Once you have cracked the code, this is heady stuff – amounting to nothing less than a revolution in thinking at the highest level of the cobweb-infested Army.

Successful armed forces adapt and transform at a pace faster than their potential adversaries, Richards observes. Cromwell, as an example, unlocked the synergy of discipline, training, new equipment and new tactics in a manner that left the Royalists looking like barely gifted amateurs. This process can be found throughout history although rarely is it accelerated with the vision and drive of a Cromwell.

Borrowing from his earlier speech, where he warned that the Army was facing another of those "horse and tank" moments, Richards noted that, "although not yet culturally internalised," there has been a radical change in the way wars are fought.

We cannot, he said, go back to operating as we might have done even 10 years ago when it was still tanks, fast jets and fleet escorts that dominated the doctrine of our three services. Instead, we have to face up to such "non-kinetic" requirements as "counter-IED, information dominance, counter-piracy, and cyber attack and defence".

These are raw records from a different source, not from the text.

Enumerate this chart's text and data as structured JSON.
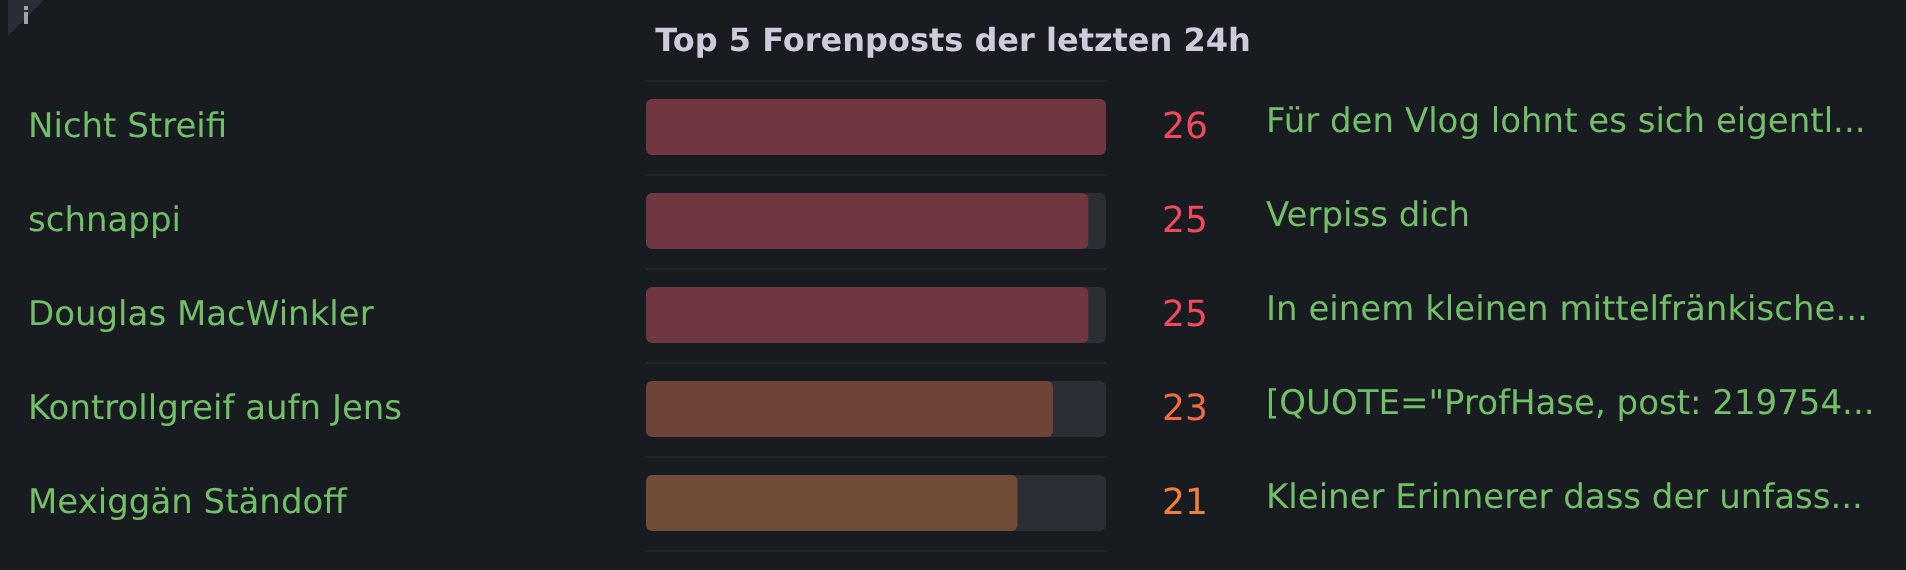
{
  "chart_data": {
    "type": "bar",
    "orientation": "horizontal",
    "title": "Top 5 Forenposts der letzten 24h",
    "categories": [
      "Nicht Streifi",
      "schnappi",
      "Douglas MacWinkler",
      "Kontrollgreif aufn Jens",
      "Mexiggän Ständoff"
    ],
    "values": [
      26,
      25,
      25,
      23,
      21
    ],
    "colors": [
      "#f2495c",
      "#f2495c",
      "#f2495c",
      "#f26a45",
      "#f2803a"
    ],
    "data_labels": true,
    "tick_labels": "y",
    "annotations": [
      "Für den Vlog lohnt es sich eigentl...",
      "Verpiss dich",
      "In einem kleinen mittelfränkische...",
      "[QUOTE=\"ProfHase, post: 219754...",
      "Kleiner Erinnerer dass der unfass..."
    ]
  }
}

Soldiers had to operate in a "complex combat, joint, interagency and multinational environment in which success is measured in terms of securing people's confidence instead of how many tanks, ships or aircraft are destroyed."

Then, straight out of the Gates book of procurement, Richards declares that the pace of technological change has left every nation's mainstream procurement process struggling to deliver equipment that will remain relevant against more agile opponents satisfied with cheap and ever-evolving 80 percent solutions.

Too often, he says, we still strive for hugely expensive 100 percent solutions – "exquisite solutions" as Secretary Gates calls them – relevant only in a traditional hi-tech state on state war but that risk being out of date before they are brought into service.

In sum, he adds, tactical, operational and strategic level success in today's environment is beyond that of a military that draws its inspiration from visions of traditional state on state war, however hi-tech in nature.

Much later in his speech, Richards returns to this theme, telling us that those who seek to continue investment in traditional forms of conflict at the expense of the new fail to understand the degree to which inter-state dynamics have changed since the Cold War era.

The asymmetric war, he says, is the war of the future and countries like the UK need only possess a deterrent scale of traditional warfighting capability - one that reflects our stated policy of only going to war as part of the NATO alliance or, in a regional context, with the USA.

He is not advocating the scrapping of all our aircraft and tanks to the point that traditional mass armoured operations, for example, become an attractive asymmetric option to a potential enemy. But ensuring tactical level dominance in regional intervention operations or enduring stabilisation operations and to deter is going to be achieved with allies, not by ourselves.

Accepting this logic will free up resources needed for investment in other more likely forms of conflict. It will also go a long way to finding the money needed to allow our armed forces to contribute to important stabilising activity in fragile and failed states as well as to that Cinderella activity of peace-keeping.

And that is what he means by "rebalancing" – spending less on the expensive "toys", accepting that we can no longer afford a capability for autonomous "high-end" warfare and tailoring our resources so that we can work alongside allies to common effect. If this "horse and tank moment" is not gripped, our armed forces will try, with inadequate resources, to be all things to all conflicts and perhaps fail to succeed properly in any.

Yet the only newspaper really to have got the point was The Guardian, which was the only one to report the speech properly. Even then, it missed the political dynamic – Richards, on the face of it – is at odds with the world view expressed by Liam Fox. We are in for some interesting times.